Книга Восточная стратегия. Офицерский гамбит - Валентин Бадрак
Шрифт:
Интервал:
Закладка:
– Подарок наших милитаристов. Это работа известного современного мастера, с такой же фамилией, как у не менее известного отечественного олигарха.
Артеменко не стал справляться об имени творца, но про себя машинально зафиксировал, что промышленник скульптора поставил гораздо выше миллионера.

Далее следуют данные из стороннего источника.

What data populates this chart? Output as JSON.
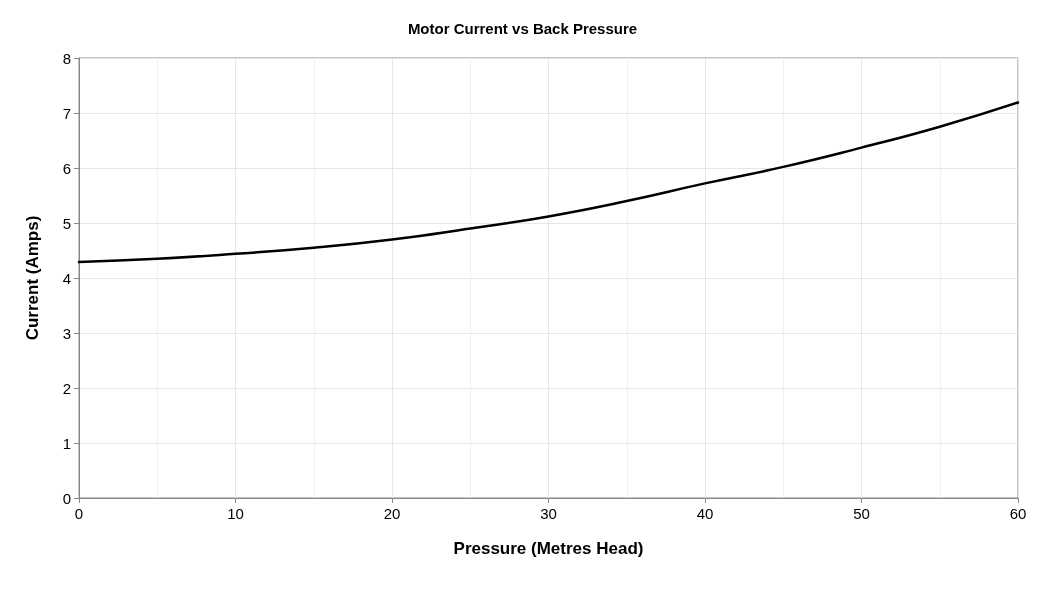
{
  "chart_data": {
    "type": "line",
    "title": "Motor Current vs Back Pressure",
    "xlabel": "Pressure (Metres Head)",
    "ylabel": "Current (Amps)",
    "x": [
      0,
      5,
      10,
      15,
      20,
      25,
      30,
      35,
      40,
      45,
      50,
      55,
      60
    ],
    "series": [
      {
        "color": "#000000",
        "values": [
          4.29,
          4.35,
          4.44,
          4.55,
          4.7,
          4.9,
          5.12,
          5.4,
          5.72,
          6.02,
          6.37,
          6.75,
          7.19
        ]
      }
    ],
    "xlim": [
      0,
      60
    ],
    "xticks": [
      0,
      10,
      20,
      30,
      40,
      50,
      60
    ],
    "ylim": [
      0,
      8
    ],
    "yticks": [
      0,
      1,
      2,
      3,
      4,
      5,
      6,
      7,
      8
    ],
    "grid": true,
    "marker": "none",
    "line_style": "solid"
  }
}
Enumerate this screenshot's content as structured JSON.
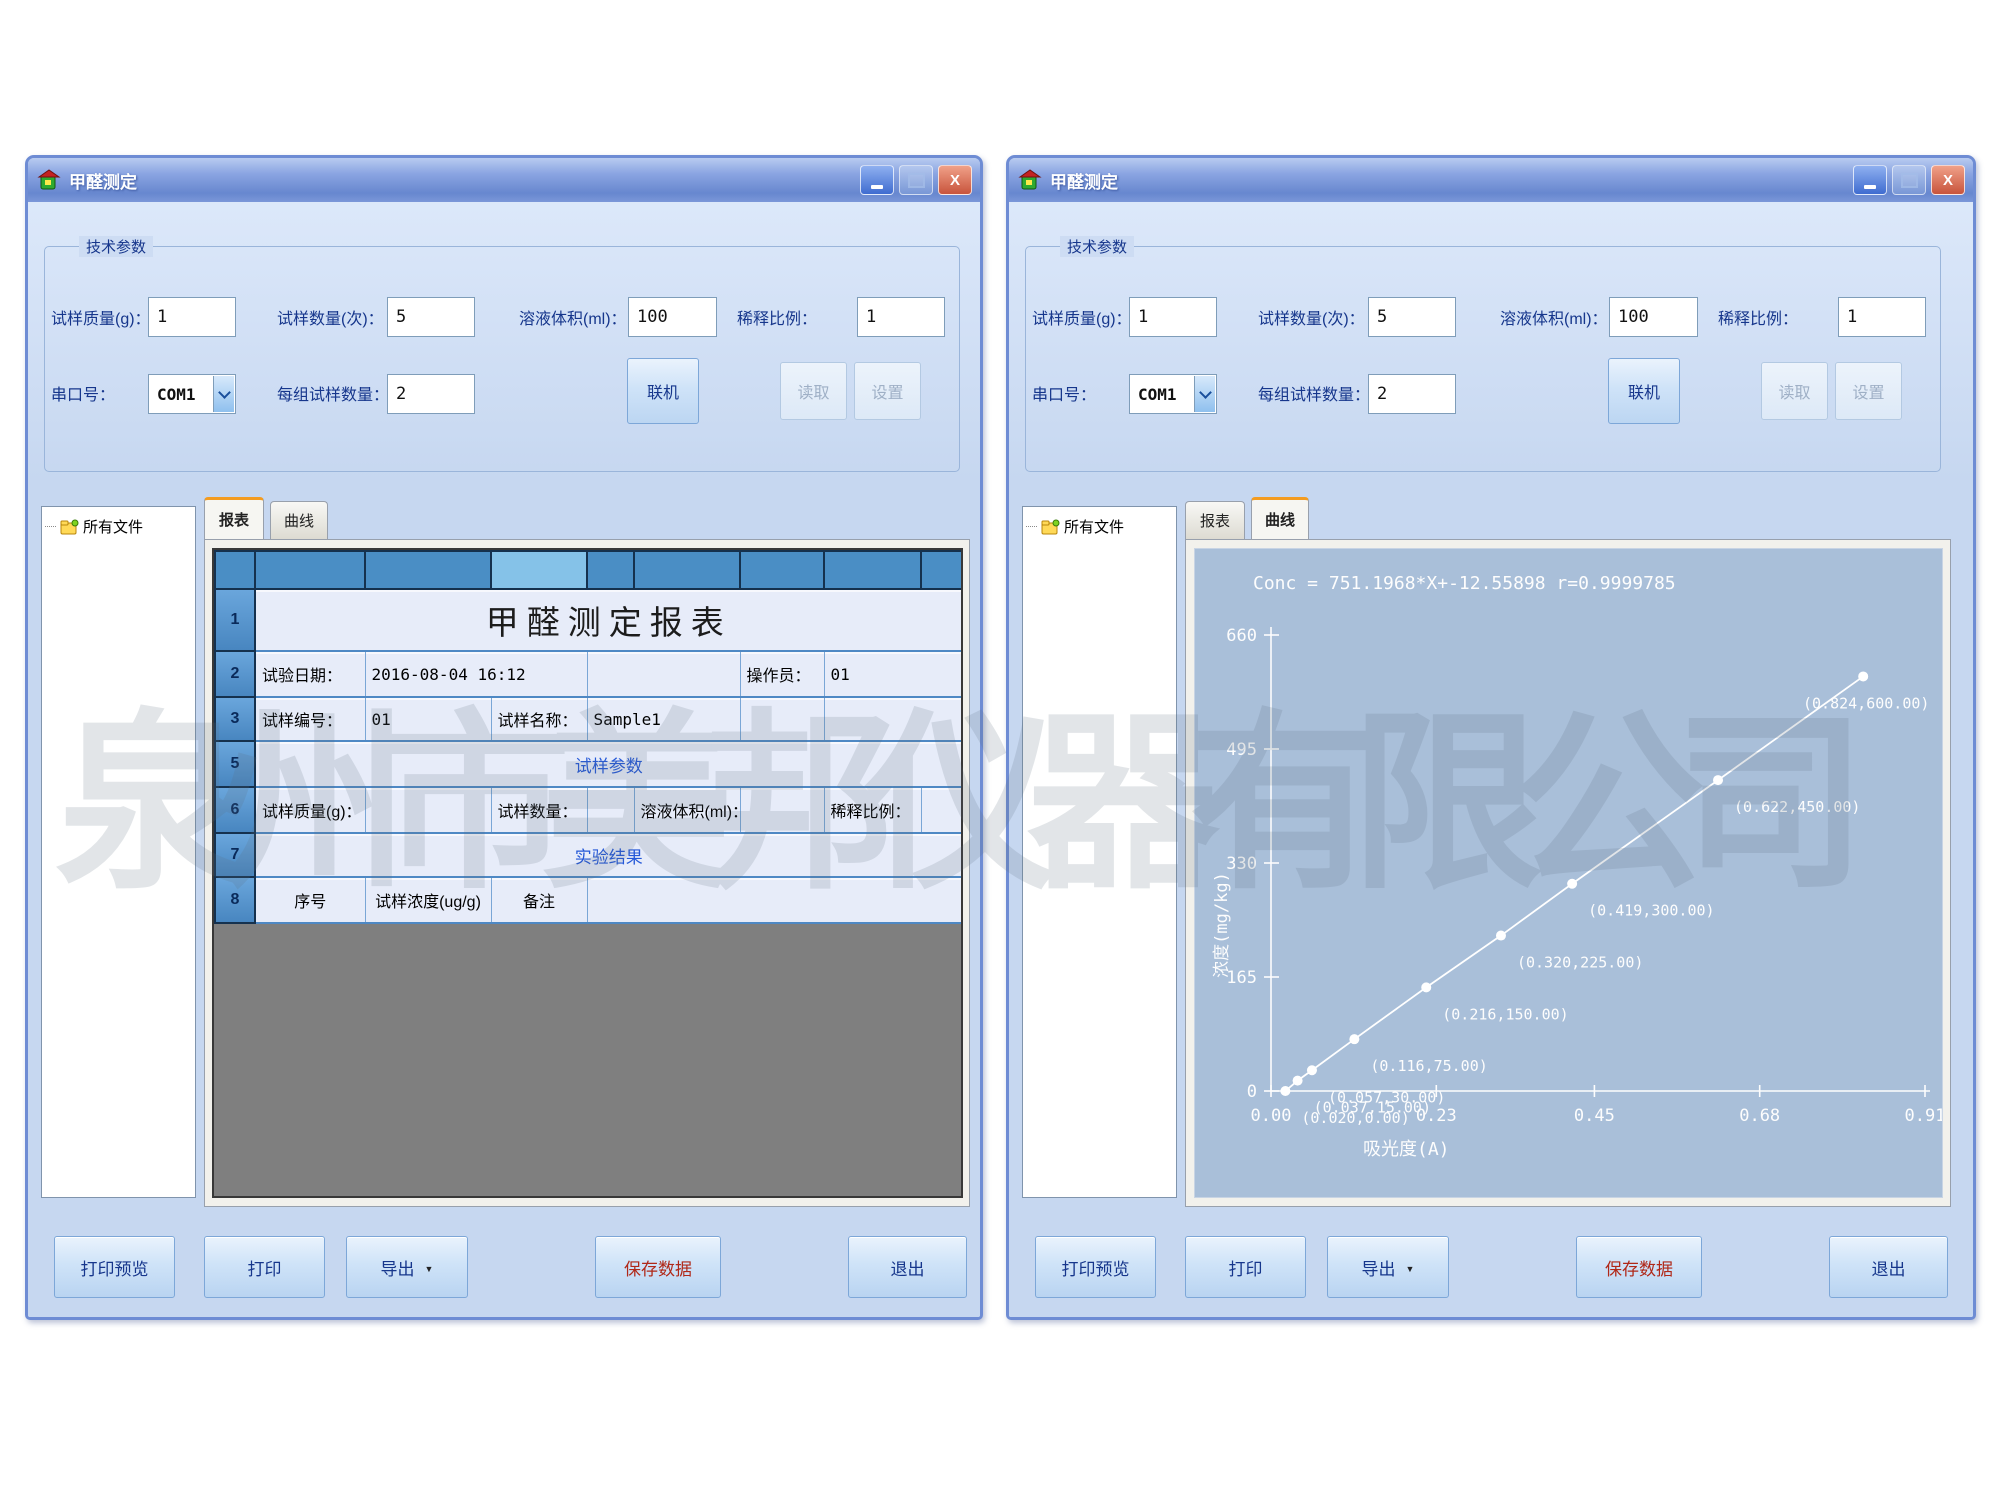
{
  "watermark": "泉州市美邦仪器有限公司",
  "colors": {
    "titlebar_blue": "#6787cf",
    "table_header_blue": "#4a8ec5",
    "table_header_light": "#85c2e8",
    "tab_active_orange": "#f49c20",
    "save_button_red": "#b02818",
    "chart_background": "#a9bfd9",
    "curve_color": "#ffffff"
  },
  "window": {
    "title": "甲醛测定",
    "params": {
      "group_title": "技术参数",
      "f1_label": "试样质量(g)：",
      "f1_value": "1",
      "f2_label": "试样数量(次)：",
      "f2_value": "5",
      "f3_label": "溶液体积(ml)：",
      "f3_value": "100",
      "f4_label": "稀释比例：",
      "f4_value": "1",
      "serial_label": "串口号：",
      "serial_value": "COM1",
      "per_group_label": "每组试样数量：",
      "per_group_value": "2",
      "online_btn": "联机",
      "read_btn": "读取",
      "set_btn": "设置"
    },
    "tree_root": "所有文件",
    "tab_report": "报表",
    "tab_curve": "曲线",
    "footer_buttons": {
      "preview": "打印预览",
      "print": "打印",
      "export": "导出",
      "save": "保存数据",
      "exit": "退出"
    }
  },
  "report_table": {
    "row_numbers": [
      "1",
      "2",
      "3",
      "5",
      "6",
      "7",
      "8"
    ],
    "title": "甲醛测定报表",
    "date_label": "试验日期：",
    "date_value": "2016-08-04  16:12",
    "operator_label": "操作员：",
    "operator_value": "01",
    "sample_id_label": "试样编号：",
    "sample_id_value": "01",
    "sample_name_label": "试样名称：",
    "sample_name_value": "Sample1",
    "section_params": "试样参数",
    "p1_label": "试样质量(g)：",
    "p2_label": "试样数量：",
    "p3_label": "溶液体积(ml)：",
    "p4_label": "稀释比例：",
    "section_results": "实验结果",
    "r1_label": "序号",
    "r2_label": "试样浓度(ug/g)",
    "r3_label": "备注"
  },
  "chart_data": {
    "type": "scatter",
    "equation": "Conc = 751.1968*X+-12.55898   r=0.9999785",
    "xlabel": "吸光度(A)",
    "ylabel": "浓度(mg/kg)",
    "xlim": [
      0,
      0.91
    ],
    "ylim": [
      0,
      660
    ],
    "x_ticks": [
      {
        "v": 0.0,
        "label": "0.00"
      },
      {
        "v": 0.23,
        "label": "0.23"
      },
      {
        "v": 0.45,
        "label": "0.45"
      },
      {
        "v": 0.68,
        "label": "0.68"
      },
      {
        "v": 0.91,
        "label": "0.91"
      }
    ],
    "y_ticks": [
      {
        "v": 0,
        "label": "0"
      },
      {
        "v": 165,
        "label": "165"
      },
      {
        "v": 330,
        "label": "330"
      },
      {
        "v": 495,
        "label": "495"
      },
      {
        "v": 660,
        "label": "660"
      }
    ],
    "points": [
      {
        "x": 0.02,
        "y": 0,
        "label": "(0.020,0.00)"
      },
      {
        "x": 0.037,
        "y": 15,
        "label": "(0.037,15.00)"
      },
      {
        "x": 0.057,
        "y": 30,
        "label": "(0.057,30.00)"
      },
      {
        "x": 0.116,
        "y": 75,
        "label": "(0.116,75.00)"
      },
      {
        "x": 0.216,
        "y": 150,
        "label": "(0.216,150.00)"
      },
      {
        "x": 0.32,
        "y": 225,
        "label": "(0.320,225.00)"
      },
      {
        "x": 0.419,
        "y": 300,
        "label": "(0.419,300.00)"
      },
      {
        "x": 0.622,
        "y": 450,
        "label": "(0.622,450.00)"
      },
      {
        "x": 0.824,
        "y": 600,
        "label": "(0.824,600.00)"
      }
    ],
    "grid": false,
    "legend": false
  }
}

Итак, политика деструктивна по своей внутренней природе, размышлял Артеменко, подводя итоги встречи по привычке в постели перед сном. Что ж, он и раньше об этом догадывался. Пусть не был уверен абсолютно, но интуитивно чувствовал. Разумеется, и разведка, обслуживающая политику, тоже деструктивна. Ну и что из этого следует? Да ничего, все это он знал и раньше, просто не думал об этом вот так конкретно. Но он не подозревал, что эра деструктивно сильной политики сменилась эрой деструктивной мягкости. Они, эти новые политики, – вроде бы не филистеры. Но явно и не великие люди. Обладатели среднестатического, нереактивного интеллекта, носители невыразительного, мутного сознания, слишком гибкие в публичной деятельности и личной жизни. И вот на этих средних людей он работает! Уму непостижимо! Манекены – выразители желаний определенной части влиятельных людей, реже – части населения страны. Люди-фантомы, завладевшие средствами массовой информации, занимают теперь то срединное положение, которое позволяет при помощи отработанных манипуляций с массовым сознанием и определенных ресурсов с максимальной легкостью влиять на обывателя. Делать его податливым, как пластилин, в стратегических вопросах идеологии и ценностной ориентации. Оперировать его страхами и инстинктами. Причем так, чтобы создавалось впечатление, что решения принимает он сам, этот существенно поглупевший, основательно заблудившийся, обыкновенный, никуда не стремящийся житель XXI века. А борьбу вывести на тактический уровень… Потому-то парад средних, даже, пожалуй, в чем-то блеклых личностей всех устраивает. Калейдоскоп ложных стереотипов, блестящих фетишей и искусно выполненных подделок, выдаваемых за ценности, вполне сходит с рук. И будет сходить до тех пор, пока совместные усилия, помноженные на технологии, позволят противостоять варварству, которое тоже основательно видоизменилось, окрепло, притаилось, стало более маневренным, более ядовитым и более замаскированным.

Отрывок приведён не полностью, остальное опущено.